Using the collator to compare books.

Merton History of the Book Group and the Early Modern Literature Graduate Seminar
25 October 2011

from Edmund Christie White, Merton College

Speaking in the Breakfast Room of Merton College, Sebastiaan Verweij (Lincoln) described his work as a Research Associate for the Oxford Edition of the Sermons of John Donne.

A bibliographical specialist, Dr Verweij’s principal role in this project is in collating the many printed variants of Donne’s sermons, ranging from quartos published whilst the author was still alive, to posthumous collected editions. With no autograph manuscripts of these works known to remain, this vital work contributes to the efforts of the project’s editors to get as close as possible to the sermons as they were when delivered from the pulpit.

Donne himself had a somewhat mixed relationship with his printers. Dr Verweij highlighted the paratextual elements of some of these editions, such as errata pages, in which it appears that the author directly appealed to his readers to amend their copies in order to undo the printer’s mistakes.
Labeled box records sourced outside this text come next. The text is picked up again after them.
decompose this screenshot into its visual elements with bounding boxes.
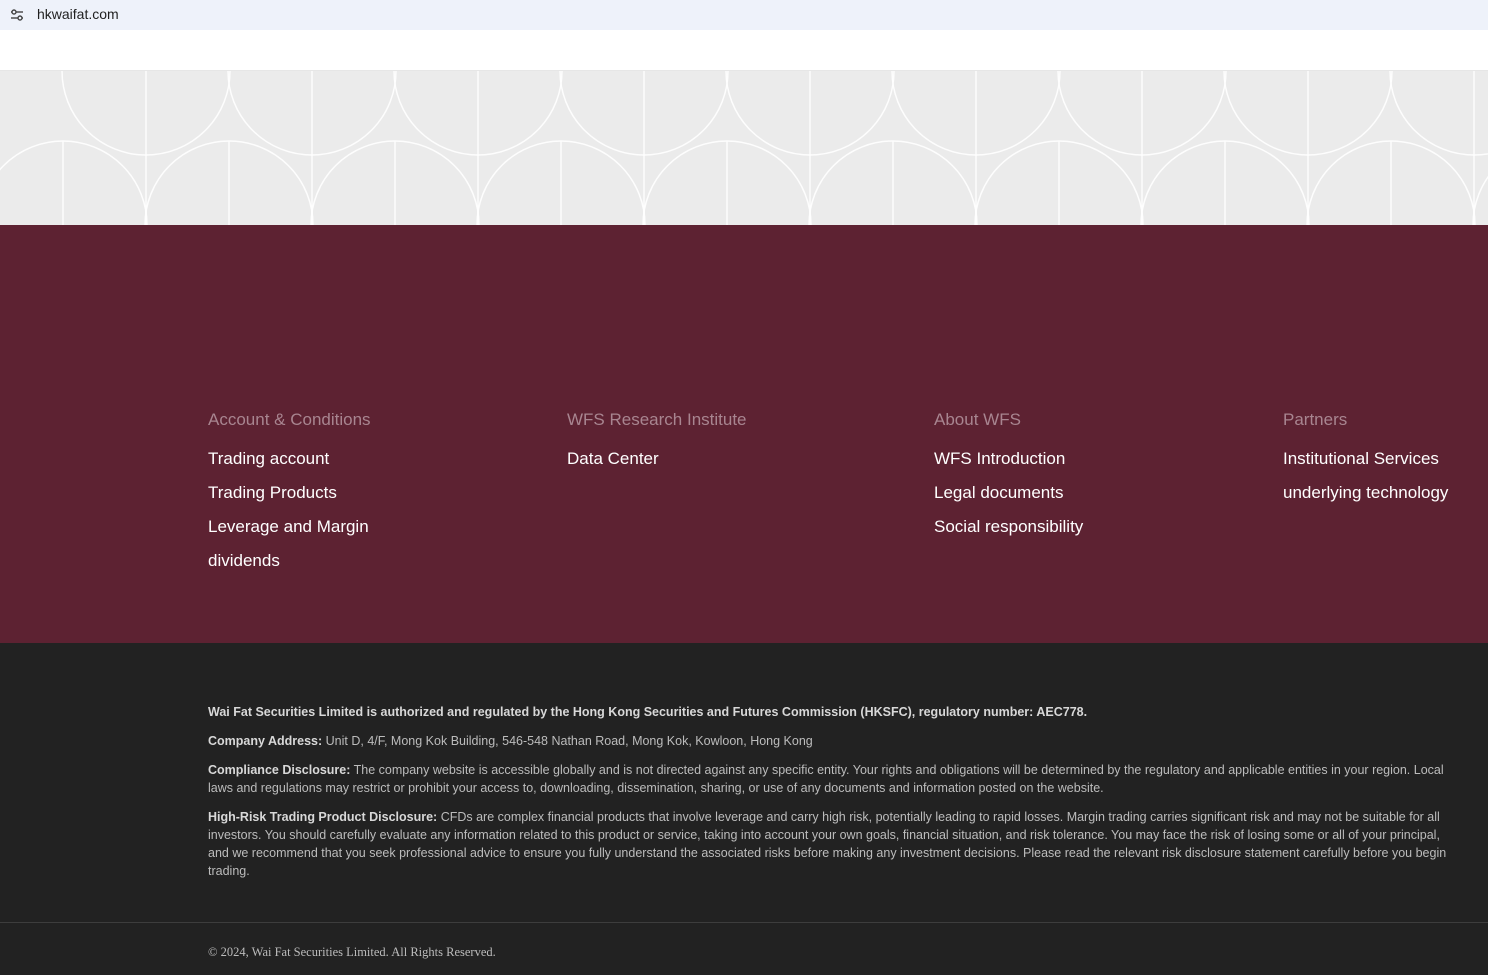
url-text[interactable]: hkwaifat.com [37, 6, 119, 22]
link-legal-documents[interactable]: Legal documents [934, 482, 1083, 504]
tune-icon[interactable] [8, 6, 26, 24]
footer-column-account: Account & Conditions Trading account Tra… [208, 409, 371, 584]
link-social-responsibility[interactable]: Social responsibility [934, 516, 1083, 538]
link-trading-account[interactable]: Trading account [208, 448, 371, 470]
decorative-pattern [0, 71, 1488, 225]
link-underlying-technology[interactable]: underlying technology [1283, 482, 1448, 504]
column-title: WFS Research Institute [567, 410, 747, 429]
link-trading-products[interactable]: Trading Products [208, 482, 371, 504]
link-institutional-services[interactable]: Institutional Services [1283, 448, 1448, 470]
risk-disclosure: High-Risk Trading Product Disclosure: CF… [208, 810, 1447, 878]
legal-divider [0, 922, 1488, 923]
legal-text-block: Wai Fat Securities Limited is authorized… [208, 703, 1453, 891]
link-dividends[interactable]: dividends [208, 550, 371, 572]
browser-address-bar: hkwaifat.com [0, 0, 1488, 30]
column-title: Partners [1283, 410, 1348, 429]
link-wfs-introduction[interactable]: WFS Introduction [934, 448, 1083, 470]
footer-links-section: Account & Conditions Trading account Tra… [0, 225, 1488, 643]
compliance-disclosure: Compliance Disclosure: The company websi… [208, 763, 1444, 795]
arc-pattern-graphic [0, 71, 1488, 225]
footer-column-about: About WFS WFS Introduction Legal documen… [934, 409, 1083, 550]
site-header [0, 30, 1488, 71]
column-title: Account & Conditions [208, 410, 371, 429]
link-data-center[interactable]: Data Center [567, 448, 747, 470]
copyright: © 2024, Wai Fat Securities Limited. All … [208, 945, 496, 959]
footer-column-research: WFS Research Institute Data Center [567, 409, 747, 482]
column-title: About WFS [934, 410, 1021, 429]
regulation-statement: Wai Fat Securities Limited is authorized… [208, 705, 1088, 719]
company-address: Company Address: Unit D, 4/F, Mong Kok B… [208, 734, 813, 748]
footer-column-partners: Partners Institutional Services underlyi… [1283, 409, 1448, 516]
link-leverage-margin[interactable]: Leverage and Margin [208, 516, 371, 538]
legal-section: Wai Fat Securities Limited is authorized… [0, 643, 1488, 975]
After the talk, there was a chance to see at first hand some of the books in Merton’s collection that were examined by Dr Verweij. He also demonstrated how to use a ‘Hailey’s Comet’ optical collator. This device uses angled mirrors so that the user can simultaneously see two different versions of the same page in a book; by way of stereoscopic vision, any variations in the printing then seem to jump off the page in 3D.